I feel stupidius idiotius brocholius over my previous post. A not so intelligent post and that is the first ever after 5 years. what a mess you did there ummul. Its funny how it makes you look stupid. Being an adult is really hard. An ups and down journey, struggling with anxiety for uncertain outcome, overthink, under estimate, and all other negative force surrounded you. After few years from my last visit of this page, reading back all those posts that i wrote, i cant help but feel amazed with my old self. How come you can be so positive last time. Especially when i read my internship post, it reminds me of my good old principle, "just do it, dont hesitate, if you hesitate, you wont be able to know the outcome". Compared to today, when i try to take a few steps forward, i will stop, weighing my decision, think about all the possibilities, the outcome, will it favor me or the opposite. Too many questions left unanswered and i pull back the step and here i am, still in the same place, afraid to take new initiative to grow. Shame on you. Just imagine if your past self come to visit you today, she wont accept the way you changed. She wont acknowledge you.

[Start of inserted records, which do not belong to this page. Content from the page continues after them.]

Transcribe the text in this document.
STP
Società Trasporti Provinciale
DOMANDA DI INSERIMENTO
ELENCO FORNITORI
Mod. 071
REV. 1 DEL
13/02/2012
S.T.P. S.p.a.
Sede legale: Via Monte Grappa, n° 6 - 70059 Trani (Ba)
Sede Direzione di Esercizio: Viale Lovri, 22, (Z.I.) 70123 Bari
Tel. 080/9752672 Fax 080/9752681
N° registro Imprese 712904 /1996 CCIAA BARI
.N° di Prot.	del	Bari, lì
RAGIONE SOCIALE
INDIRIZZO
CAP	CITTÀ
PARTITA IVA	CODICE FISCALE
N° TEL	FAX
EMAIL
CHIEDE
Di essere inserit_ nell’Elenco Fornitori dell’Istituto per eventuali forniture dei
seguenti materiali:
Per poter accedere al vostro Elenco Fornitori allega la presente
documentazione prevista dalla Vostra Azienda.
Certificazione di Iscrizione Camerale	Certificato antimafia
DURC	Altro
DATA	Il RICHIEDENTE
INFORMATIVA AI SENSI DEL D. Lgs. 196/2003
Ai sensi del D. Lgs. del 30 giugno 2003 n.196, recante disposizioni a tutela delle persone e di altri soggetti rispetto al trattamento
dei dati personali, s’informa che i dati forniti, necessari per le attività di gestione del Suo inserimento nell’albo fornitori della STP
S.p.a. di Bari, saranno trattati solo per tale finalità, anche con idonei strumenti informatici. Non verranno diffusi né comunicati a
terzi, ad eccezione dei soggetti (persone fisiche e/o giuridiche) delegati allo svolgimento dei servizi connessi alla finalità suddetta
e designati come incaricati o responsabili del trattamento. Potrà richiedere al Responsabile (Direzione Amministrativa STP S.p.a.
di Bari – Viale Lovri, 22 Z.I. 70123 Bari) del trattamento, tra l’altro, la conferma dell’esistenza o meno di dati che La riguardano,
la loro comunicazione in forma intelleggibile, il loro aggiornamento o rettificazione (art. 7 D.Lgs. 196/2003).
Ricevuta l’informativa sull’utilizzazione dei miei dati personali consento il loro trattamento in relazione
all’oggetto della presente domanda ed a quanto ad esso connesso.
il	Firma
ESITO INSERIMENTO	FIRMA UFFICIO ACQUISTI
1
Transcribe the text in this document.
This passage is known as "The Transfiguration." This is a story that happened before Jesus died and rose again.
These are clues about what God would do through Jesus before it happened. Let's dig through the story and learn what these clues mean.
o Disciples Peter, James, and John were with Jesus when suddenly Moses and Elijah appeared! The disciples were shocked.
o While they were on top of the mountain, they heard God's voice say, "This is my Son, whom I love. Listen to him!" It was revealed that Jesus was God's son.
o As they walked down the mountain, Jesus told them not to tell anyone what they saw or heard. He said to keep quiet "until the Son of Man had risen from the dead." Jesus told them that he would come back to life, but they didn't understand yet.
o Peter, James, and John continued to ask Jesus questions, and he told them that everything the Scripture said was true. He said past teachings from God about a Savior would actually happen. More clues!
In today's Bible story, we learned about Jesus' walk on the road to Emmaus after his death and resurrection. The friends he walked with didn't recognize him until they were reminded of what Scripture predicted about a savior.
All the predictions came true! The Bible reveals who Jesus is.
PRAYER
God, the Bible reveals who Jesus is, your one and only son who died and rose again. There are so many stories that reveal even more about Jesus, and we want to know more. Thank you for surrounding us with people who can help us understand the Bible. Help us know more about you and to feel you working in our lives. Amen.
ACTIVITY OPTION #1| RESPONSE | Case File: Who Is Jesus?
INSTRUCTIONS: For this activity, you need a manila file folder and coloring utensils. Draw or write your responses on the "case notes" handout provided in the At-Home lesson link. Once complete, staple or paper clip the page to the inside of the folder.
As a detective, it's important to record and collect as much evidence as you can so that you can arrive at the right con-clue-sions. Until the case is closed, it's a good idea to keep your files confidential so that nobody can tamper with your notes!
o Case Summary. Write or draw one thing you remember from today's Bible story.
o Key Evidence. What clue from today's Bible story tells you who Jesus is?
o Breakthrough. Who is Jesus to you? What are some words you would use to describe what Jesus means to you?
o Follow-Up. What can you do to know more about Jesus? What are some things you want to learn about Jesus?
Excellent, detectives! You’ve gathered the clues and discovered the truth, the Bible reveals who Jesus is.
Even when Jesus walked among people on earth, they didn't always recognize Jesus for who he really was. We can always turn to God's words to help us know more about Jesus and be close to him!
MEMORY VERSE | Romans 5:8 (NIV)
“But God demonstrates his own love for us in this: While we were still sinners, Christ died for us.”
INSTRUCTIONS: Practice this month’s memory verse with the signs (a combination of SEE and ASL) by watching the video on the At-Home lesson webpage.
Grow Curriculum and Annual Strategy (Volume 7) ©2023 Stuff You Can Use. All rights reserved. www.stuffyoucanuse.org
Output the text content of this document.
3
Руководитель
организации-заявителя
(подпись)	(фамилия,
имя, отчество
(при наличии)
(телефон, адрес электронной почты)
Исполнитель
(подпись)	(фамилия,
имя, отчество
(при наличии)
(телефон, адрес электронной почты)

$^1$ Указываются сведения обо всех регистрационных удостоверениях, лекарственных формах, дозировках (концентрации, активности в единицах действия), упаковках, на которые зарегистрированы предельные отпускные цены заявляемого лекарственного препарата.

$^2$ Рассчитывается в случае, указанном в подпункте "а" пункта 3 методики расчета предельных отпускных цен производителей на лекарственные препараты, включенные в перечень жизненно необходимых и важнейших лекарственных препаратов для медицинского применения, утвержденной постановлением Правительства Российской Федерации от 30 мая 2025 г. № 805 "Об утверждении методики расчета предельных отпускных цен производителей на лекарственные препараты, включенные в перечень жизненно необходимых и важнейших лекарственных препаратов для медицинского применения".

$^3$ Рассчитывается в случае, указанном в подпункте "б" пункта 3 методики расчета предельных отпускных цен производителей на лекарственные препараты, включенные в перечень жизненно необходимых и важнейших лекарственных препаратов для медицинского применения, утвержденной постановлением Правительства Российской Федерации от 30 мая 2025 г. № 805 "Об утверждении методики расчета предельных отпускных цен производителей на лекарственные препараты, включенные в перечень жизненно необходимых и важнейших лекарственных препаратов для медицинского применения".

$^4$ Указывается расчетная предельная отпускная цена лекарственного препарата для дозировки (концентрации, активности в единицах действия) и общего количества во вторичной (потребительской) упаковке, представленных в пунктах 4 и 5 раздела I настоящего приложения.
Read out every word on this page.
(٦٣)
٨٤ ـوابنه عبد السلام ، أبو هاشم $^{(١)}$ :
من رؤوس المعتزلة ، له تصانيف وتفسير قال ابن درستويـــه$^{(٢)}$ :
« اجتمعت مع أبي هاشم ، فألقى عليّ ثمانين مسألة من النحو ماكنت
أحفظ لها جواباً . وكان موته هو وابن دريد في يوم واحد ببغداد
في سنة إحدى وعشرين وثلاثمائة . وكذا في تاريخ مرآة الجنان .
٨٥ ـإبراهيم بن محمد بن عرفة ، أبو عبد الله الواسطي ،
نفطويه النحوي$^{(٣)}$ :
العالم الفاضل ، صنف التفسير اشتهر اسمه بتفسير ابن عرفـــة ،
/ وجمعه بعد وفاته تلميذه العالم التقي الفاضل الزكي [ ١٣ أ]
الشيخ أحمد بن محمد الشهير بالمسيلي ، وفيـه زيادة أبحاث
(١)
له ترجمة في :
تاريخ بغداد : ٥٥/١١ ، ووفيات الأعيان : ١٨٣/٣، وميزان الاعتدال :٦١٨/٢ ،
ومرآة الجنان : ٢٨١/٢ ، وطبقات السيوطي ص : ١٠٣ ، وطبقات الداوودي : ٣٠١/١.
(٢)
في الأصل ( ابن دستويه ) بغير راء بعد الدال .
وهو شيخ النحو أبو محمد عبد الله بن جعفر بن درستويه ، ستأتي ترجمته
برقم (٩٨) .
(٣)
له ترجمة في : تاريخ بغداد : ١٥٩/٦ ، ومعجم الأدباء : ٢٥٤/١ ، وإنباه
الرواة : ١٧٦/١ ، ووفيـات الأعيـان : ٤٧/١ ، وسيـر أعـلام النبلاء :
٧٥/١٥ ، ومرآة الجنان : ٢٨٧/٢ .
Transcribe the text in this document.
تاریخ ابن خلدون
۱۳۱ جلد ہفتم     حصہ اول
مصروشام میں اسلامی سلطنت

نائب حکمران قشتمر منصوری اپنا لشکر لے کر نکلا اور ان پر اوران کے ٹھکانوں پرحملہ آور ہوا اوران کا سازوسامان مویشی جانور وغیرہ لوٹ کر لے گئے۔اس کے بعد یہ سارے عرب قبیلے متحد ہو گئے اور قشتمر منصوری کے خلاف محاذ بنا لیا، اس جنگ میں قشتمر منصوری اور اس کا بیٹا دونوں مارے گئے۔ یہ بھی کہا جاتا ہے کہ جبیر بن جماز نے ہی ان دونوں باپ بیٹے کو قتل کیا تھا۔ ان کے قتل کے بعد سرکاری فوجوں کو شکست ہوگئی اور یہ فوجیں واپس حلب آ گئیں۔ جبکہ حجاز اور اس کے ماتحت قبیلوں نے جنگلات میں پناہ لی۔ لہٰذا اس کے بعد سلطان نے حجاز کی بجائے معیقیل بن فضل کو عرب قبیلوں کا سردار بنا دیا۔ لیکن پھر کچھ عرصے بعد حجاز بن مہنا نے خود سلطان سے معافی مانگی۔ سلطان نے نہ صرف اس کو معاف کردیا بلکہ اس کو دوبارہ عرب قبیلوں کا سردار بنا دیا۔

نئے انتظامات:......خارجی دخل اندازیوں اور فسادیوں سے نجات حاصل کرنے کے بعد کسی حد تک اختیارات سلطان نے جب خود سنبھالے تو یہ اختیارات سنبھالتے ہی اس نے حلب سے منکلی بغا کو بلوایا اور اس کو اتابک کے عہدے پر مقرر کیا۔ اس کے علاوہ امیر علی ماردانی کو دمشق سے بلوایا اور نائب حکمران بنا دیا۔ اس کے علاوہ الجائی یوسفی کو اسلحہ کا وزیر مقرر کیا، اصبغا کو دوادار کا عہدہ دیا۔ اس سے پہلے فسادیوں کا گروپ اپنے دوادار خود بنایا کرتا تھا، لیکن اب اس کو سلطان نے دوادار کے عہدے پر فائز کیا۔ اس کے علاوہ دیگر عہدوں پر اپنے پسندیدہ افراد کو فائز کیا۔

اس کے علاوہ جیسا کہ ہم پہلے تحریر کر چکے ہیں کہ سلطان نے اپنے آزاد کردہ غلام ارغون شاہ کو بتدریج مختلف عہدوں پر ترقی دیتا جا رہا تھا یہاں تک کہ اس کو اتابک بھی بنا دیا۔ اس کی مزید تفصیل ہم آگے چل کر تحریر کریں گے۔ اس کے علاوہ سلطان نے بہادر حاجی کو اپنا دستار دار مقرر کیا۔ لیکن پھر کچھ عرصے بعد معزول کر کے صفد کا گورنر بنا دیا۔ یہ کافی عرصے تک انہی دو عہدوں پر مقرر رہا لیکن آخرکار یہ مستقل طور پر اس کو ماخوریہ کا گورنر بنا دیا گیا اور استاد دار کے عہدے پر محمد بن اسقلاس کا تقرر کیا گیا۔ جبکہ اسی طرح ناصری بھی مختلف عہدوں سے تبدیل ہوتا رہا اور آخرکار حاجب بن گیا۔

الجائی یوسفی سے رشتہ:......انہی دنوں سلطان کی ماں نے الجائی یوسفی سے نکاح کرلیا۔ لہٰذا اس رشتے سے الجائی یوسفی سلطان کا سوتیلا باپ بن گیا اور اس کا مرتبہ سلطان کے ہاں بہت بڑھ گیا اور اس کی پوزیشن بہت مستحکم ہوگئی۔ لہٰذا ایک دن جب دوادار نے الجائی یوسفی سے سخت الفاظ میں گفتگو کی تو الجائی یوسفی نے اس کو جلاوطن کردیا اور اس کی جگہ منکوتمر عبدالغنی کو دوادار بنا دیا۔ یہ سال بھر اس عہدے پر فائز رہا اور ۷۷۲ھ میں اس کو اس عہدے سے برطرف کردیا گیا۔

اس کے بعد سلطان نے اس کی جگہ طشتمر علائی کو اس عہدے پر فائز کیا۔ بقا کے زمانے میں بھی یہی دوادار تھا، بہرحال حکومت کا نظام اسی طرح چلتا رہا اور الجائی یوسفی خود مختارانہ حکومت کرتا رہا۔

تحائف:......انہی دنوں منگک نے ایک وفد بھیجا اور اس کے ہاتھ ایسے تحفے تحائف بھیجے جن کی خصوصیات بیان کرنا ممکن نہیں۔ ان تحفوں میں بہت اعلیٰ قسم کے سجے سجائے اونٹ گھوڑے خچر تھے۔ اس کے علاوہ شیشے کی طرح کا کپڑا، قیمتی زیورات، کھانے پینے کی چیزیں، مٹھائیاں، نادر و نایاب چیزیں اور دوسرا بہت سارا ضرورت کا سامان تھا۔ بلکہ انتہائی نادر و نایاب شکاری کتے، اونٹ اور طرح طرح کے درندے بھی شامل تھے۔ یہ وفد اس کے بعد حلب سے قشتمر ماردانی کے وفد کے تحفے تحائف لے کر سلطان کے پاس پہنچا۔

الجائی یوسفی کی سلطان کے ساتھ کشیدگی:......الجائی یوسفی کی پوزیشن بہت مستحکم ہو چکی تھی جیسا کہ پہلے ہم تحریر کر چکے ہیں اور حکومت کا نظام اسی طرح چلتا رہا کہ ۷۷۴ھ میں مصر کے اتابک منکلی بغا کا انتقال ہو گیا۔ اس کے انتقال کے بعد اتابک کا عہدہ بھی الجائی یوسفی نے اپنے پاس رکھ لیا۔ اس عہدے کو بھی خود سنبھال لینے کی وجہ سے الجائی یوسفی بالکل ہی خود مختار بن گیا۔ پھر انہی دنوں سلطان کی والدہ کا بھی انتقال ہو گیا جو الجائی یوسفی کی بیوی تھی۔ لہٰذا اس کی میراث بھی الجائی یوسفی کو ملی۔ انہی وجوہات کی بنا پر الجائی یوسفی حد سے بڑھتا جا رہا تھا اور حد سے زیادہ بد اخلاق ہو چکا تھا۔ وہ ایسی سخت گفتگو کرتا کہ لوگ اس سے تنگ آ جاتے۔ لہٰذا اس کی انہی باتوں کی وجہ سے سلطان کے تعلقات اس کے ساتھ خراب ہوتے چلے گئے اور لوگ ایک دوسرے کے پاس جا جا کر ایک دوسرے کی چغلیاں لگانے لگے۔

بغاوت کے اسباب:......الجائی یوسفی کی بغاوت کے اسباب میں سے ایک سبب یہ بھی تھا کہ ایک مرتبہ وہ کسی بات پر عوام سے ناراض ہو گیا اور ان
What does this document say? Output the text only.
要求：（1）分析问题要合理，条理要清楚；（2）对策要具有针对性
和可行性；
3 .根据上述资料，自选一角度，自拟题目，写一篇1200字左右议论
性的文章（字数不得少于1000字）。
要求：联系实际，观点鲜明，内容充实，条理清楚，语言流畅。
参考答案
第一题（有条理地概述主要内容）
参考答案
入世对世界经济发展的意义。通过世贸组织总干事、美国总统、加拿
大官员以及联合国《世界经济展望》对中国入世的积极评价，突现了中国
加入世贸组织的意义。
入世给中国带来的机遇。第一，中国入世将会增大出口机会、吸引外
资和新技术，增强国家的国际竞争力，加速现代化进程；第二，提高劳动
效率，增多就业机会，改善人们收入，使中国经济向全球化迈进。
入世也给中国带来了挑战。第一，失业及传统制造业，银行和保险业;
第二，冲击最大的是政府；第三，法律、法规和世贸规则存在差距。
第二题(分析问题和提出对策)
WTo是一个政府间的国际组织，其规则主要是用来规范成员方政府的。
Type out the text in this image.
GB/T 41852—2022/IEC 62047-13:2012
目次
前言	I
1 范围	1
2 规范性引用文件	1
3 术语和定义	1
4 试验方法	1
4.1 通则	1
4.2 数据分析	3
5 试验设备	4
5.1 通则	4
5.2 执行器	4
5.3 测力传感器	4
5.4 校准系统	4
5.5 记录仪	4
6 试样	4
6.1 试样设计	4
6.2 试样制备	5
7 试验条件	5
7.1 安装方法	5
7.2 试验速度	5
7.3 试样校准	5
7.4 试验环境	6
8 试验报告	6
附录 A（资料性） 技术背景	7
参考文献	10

How people change drastically?what makes them change? Environment? pressure? Or , self? I choose the latter. The way you interpret life. Its different how you view life 5 years ago vs today. For the past 5 years, you are not well exposed to the real world, the society, the expectation. You know the outside world from people, you dont experience it first hand. And now you are part of it. Its all about interpretation and how you take it. You are facing, struggling to meet expectation from different level and your mind cannot take burden. I blame myself for being too weak. I miss my strong willed self . I dont know how to change things back , im not even sure whether its a good thing to change back or just embrace the current self and slowly grasp the rhythm and follow the flow. 

You know what, sometimes i have this kind of thought " how nice it is to have someone to lead you back to the right track" but my ego wont approve it.  Yes, ego. The silent killer. I need a 'mechanism' to tame this wild ego. Just admit it ummul, its tiring to fight alone. Things are not the same like before. Life become harder and harder, said a half part of me. Nope. You cant really rely on others to save you. How would you know they will stay with you forever? said the other half.

Sigh. When this drama is going to reach the end? It will, when you are ready to accept that both sides are part of yourself.

Dont mind me peeps, i just love to talk with myself and that was part of the daily conversation that i had with my own self.